Overall, our findings indicate a significant increase in flux due to the presence of nanobubbles in NBW by creating electrostatic hindrances and implosion-induced turbulence and shear forces at the surface of the membrane in the initial phases of the ultrafiltration, prior to NB depletion in the system over time during UF. Hence, the incorporation of NBs into UF will be a great advantage to the dairy industry, helping reach target solids in less production time. In our study, a concentration factor of 3× was reached for retentate with NB treatment at 79.77 ± 1.23 min, compared to at 111.40 ± 1.84 min for the control, which indicates a processing time reduction of 28.27% ± 2.33 to reach the same concentration factor as the control. Our work primarily focused on evaluating the technical feasibility and performance of NBs during ultrafiltration at the laboratory scale.

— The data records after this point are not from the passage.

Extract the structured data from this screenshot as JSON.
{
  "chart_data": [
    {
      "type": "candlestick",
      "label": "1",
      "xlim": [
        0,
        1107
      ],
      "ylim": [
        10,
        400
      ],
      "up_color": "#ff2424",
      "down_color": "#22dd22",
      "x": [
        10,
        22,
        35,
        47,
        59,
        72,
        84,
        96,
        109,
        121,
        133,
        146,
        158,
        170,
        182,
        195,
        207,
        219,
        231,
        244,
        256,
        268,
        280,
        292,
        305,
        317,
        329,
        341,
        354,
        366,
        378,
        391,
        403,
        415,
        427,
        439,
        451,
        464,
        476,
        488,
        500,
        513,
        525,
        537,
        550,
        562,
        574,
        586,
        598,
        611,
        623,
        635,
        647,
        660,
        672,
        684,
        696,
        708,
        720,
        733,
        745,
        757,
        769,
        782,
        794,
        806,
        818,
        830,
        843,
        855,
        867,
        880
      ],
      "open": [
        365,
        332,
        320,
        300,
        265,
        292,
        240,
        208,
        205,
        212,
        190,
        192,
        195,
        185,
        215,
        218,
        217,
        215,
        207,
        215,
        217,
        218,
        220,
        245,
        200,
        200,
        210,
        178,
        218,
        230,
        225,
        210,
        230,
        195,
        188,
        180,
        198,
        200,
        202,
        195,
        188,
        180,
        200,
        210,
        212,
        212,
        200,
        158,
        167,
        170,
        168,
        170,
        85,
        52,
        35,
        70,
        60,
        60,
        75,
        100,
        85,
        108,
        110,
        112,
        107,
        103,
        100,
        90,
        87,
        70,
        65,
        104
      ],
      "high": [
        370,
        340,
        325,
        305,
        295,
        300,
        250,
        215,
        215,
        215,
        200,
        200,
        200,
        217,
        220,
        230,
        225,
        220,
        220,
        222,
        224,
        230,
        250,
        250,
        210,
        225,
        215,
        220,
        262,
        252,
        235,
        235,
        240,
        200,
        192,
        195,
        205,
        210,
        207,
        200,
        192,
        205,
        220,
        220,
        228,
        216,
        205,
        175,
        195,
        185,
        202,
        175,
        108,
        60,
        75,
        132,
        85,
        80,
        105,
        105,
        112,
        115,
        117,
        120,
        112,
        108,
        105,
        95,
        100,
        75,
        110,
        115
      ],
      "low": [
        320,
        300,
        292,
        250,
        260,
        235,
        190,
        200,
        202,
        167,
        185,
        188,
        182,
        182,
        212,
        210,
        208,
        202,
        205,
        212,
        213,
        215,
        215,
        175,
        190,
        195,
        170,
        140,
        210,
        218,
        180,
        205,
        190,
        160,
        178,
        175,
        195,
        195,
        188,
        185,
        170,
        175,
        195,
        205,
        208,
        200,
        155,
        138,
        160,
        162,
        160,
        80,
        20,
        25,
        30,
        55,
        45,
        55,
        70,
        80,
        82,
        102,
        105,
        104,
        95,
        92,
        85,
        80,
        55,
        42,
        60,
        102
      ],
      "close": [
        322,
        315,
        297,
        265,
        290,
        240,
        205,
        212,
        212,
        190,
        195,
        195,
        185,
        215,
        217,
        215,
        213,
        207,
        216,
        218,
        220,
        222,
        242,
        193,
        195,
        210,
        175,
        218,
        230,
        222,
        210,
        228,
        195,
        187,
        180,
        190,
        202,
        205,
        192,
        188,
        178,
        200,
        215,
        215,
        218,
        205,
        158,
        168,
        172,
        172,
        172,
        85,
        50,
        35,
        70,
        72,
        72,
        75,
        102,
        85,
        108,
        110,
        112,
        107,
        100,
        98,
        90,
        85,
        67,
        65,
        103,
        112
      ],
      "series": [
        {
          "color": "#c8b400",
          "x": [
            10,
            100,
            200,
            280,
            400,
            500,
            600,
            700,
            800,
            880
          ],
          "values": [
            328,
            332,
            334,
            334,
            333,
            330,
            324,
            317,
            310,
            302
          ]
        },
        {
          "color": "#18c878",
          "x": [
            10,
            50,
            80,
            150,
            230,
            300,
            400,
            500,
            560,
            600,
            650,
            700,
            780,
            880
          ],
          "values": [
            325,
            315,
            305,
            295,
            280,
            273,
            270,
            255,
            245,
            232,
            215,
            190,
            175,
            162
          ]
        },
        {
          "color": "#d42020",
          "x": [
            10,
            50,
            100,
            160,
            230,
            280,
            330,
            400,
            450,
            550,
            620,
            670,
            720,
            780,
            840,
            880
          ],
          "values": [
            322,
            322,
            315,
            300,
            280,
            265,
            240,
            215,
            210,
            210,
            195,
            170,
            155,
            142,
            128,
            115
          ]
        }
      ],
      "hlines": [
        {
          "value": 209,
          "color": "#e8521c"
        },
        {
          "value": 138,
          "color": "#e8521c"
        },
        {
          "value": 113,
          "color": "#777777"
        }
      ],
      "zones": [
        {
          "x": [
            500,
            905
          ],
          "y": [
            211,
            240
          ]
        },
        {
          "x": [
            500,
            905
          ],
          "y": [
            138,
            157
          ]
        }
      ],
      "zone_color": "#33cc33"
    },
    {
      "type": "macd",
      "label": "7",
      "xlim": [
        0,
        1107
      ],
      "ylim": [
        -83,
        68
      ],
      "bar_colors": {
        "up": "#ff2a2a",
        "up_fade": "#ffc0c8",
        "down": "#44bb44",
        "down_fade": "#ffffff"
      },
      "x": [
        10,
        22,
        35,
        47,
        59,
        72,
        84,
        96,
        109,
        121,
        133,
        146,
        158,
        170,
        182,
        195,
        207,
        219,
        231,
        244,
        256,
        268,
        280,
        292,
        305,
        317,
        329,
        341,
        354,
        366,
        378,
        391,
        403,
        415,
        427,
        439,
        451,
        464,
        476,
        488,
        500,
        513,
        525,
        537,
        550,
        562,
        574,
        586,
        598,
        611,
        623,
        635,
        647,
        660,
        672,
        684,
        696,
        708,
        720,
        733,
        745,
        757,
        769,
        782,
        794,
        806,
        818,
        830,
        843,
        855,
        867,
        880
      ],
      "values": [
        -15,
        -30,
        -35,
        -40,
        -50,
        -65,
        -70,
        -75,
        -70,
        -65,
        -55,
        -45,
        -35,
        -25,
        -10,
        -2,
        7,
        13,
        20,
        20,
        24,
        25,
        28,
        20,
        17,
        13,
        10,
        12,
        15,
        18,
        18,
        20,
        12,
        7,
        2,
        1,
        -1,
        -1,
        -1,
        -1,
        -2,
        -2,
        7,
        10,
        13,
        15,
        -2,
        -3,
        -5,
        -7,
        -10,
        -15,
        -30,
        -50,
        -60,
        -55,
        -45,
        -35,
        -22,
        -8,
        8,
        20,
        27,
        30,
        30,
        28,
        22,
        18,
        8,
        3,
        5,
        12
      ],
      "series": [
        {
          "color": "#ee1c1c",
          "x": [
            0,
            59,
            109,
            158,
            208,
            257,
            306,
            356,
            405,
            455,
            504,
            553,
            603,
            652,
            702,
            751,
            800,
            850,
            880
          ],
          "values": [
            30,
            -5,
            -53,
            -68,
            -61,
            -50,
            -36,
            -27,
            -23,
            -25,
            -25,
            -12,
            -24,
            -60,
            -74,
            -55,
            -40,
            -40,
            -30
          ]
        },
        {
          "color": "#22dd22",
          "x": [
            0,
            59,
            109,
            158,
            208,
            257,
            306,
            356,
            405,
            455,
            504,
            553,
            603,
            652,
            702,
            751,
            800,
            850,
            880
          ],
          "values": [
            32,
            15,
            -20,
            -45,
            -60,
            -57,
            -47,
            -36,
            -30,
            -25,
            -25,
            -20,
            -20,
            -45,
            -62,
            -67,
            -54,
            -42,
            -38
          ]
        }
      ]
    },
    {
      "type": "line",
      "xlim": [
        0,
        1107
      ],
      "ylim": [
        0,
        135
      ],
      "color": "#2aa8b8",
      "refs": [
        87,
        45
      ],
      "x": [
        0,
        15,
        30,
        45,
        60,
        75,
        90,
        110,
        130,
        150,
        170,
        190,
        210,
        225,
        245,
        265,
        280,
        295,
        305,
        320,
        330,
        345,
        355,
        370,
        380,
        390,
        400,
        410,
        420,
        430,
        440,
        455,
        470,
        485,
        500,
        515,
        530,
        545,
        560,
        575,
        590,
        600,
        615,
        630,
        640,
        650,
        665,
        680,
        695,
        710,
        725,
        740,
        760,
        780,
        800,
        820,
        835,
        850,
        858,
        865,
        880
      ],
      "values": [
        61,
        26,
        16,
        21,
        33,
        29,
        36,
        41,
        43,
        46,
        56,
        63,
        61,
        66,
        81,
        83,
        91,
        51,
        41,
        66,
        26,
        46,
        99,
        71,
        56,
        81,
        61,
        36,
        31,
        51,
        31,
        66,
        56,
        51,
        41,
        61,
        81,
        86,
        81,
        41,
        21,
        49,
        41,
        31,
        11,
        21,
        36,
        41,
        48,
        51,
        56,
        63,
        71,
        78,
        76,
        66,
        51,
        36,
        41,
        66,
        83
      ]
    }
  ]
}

Future studies should focus on understanding the interactions, specifically at the molecular level, between whey proteins and nanobubbles, including the interactions at the membrane surface during UF. Additionally, there is a need for pilot and industrial-scale studies to be conducted to enable the commercial scaling-up of nanobubble application in membrane filtration, including techno-economic and energy assessments, as well as compatibility assessments for different membrane materials, pore sizes, and streams.

4. Conclusions

In this study, the application of nanobubbles (NBs) in whey ultrafiltration yielded a notable increase in total solids (28%) and protein (33%) in the final retentate, within the same amount of processing time as control ultrafiltration without NBs. Permeation flux was substantially enhanced by NBs, particularly up to 60 min, resulting in a higher concentration factor (40%) towards the end of UF compared to the control. This led to a 28.27% reduction in processing time to reach the same concentration factor as the control. The results suggest that the increase in flux and concentration of total solids and protein during UF of whey is due to the electrostatic hindrance and bubble implosion associated with shear and turbulence at the membrane surface by NBs. These phenomena delay the formation of a polarized layer on the membrane surface, inhibit fouling, and improve filtration efficiency. This is the first time that in a mixed system, it is being observed that nanobubbles can have prolonged effects until complete depletion, even if they are not being actively and continuously generated in the system. Furthermore, the increase in protein and total solids content in the NB-generated cheese whey (NBW) for the same processing time as the control CW implies potential time and energy savings, which can also be applied to diafiltration in conjunction with ultrafiltration. Furthermore, the continuous generation and incorporation of NBs during the filtration process can reduce concentration polarization and improve filtration efficiency. Overall, nanobubble technology is a very promising technology for the improvement of membrane filtration of different streams for the food and dairy industry, with potential to achieve higher concentrations and shorter run times.